There are no data on the presence of ticagrelor or its metabolites in human milk, the effects on the breastfed infant, or the effects on milk production. Ticagrelor and its metabolites were present in rat milk at higher concentrations than in maternal plasma. When a drug is present in animal milk, it is likely that the drug will be present in human milk. Breastfeeding is not recommended during treatment with BRILINTA.

Pediatric Use

The safety and effectiveness of BRILINTA have not been established in pediatric patients. Effectiveness was not demonstrated in an adequate and well-controlled study conducted in 101 BRILINTA-treated pediatric patients, aged 2 to <18 for reducing the rate of vaso-occlusive crises in sickle cell disease.

Geriatric Use

About half of the patients in PLATO, PEGASUS, THEMIS, and THALES were ≥65 years of age and at least 15% were ≥75 years of age. No overall differences in safety or effectiveness were observed between elderly and younger patients.

Hepatic Impairment

Ticagrelor is metabolized by the liver and impaired hepatic function can increase risks for bleeding and other adverse events. Avoid use of BRILINTA in patients with severe hepatic impairment. There is limited experience with BRILINTA in patients with moderate hepatic impairment; consider the risks and benefits of treatment, noting the probable increase in exposure to ticagrelor. No dosage adjustment is needed in patients with mild hepatic impairment [see Warnings and Precautions (5.5) and Clinical Pharmacology (12.3)].

Renal Impairment

No dosage adjustment is needed in patients with renal impairment [see Clinical Pharmacology (12.3)].

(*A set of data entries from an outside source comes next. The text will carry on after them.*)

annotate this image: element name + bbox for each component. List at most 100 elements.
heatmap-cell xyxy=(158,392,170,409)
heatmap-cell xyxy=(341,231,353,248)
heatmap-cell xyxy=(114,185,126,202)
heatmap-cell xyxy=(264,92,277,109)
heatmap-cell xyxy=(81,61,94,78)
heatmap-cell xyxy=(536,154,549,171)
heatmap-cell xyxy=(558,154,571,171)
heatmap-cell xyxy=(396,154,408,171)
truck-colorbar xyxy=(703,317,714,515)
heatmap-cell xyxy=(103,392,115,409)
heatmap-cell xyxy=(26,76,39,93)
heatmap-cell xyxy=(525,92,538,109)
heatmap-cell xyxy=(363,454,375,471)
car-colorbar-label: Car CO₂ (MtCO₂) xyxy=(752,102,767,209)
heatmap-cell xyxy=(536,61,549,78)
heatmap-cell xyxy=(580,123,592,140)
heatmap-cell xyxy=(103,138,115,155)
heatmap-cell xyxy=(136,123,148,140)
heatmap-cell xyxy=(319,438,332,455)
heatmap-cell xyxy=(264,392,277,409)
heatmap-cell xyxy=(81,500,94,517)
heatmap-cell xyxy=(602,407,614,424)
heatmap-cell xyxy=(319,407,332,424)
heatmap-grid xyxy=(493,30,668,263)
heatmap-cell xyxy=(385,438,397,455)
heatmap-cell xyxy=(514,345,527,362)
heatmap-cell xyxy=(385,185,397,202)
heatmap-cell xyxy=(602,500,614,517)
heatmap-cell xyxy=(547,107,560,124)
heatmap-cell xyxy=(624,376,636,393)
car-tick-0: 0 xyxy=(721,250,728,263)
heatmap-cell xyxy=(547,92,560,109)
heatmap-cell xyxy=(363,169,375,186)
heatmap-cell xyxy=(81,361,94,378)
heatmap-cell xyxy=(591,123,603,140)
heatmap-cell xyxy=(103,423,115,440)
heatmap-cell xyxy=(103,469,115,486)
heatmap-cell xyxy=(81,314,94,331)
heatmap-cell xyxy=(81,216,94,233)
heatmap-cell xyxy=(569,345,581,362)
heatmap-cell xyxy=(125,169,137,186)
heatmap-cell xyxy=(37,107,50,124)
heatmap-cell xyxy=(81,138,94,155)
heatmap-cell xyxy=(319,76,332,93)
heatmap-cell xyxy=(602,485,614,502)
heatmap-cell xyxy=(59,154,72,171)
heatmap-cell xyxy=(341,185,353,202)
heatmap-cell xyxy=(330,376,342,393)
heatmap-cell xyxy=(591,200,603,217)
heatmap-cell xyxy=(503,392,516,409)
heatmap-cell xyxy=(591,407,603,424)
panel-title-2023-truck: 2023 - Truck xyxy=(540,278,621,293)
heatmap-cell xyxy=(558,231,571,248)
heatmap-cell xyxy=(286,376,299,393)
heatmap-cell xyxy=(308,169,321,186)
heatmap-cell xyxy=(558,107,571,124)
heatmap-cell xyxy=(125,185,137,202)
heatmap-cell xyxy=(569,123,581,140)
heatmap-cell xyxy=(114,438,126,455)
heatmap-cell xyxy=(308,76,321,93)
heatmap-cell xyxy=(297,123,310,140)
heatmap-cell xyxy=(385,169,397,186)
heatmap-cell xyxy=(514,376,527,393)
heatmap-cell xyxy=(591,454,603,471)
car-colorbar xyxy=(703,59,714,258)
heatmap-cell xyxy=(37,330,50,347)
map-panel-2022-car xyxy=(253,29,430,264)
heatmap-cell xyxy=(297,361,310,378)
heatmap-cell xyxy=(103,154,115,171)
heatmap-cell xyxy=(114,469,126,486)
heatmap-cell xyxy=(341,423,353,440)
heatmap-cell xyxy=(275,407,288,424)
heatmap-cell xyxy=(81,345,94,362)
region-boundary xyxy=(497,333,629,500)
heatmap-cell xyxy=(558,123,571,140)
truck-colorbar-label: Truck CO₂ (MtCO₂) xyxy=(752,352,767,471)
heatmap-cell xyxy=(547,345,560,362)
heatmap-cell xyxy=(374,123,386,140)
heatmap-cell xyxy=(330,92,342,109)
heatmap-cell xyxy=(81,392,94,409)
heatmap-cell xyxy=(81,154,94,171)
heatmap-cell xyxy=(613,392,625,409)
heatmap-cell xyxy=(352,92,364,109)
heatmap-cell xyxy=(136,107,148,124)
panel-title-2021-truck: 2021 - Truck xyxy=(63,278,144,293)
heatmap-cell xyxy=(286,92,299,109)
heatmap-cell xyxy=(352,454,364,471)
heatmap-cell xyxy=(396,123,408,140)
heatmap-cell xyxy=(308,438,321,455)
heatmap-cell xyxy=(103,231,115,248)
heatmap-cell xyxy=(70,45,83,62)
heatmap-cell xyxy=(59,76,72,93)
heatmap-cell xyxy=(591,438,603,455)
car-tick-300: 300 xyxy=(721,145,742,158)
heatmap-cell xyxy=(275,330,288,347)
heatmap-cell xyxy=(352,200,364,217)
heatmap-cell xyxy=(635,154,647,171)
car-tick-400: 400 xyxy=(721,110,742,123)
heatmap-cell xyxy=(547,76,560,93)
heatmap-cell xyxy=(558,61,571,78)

Patients with End-Stage Renal Disease on dialysis

Clinical efficacy and safety studies with BRILINTA did not enroll patients with end-stage renal disease (ESRD) on dialysis. In patients with ESRD maintained on intermittent hemodialysis, no clinically significant difference in concentrations of ticagrelor and its metabolite and platelet inhibition are expected compared to those observed in patients with normal renal function [see Clinical Pharmacology (12.3)]. It is not known whether these concentrations will lead to similar efficacy and safety in patients with ESRD on dialysis as were seen in PLATO, PEGASUS, THEMIS and THALES.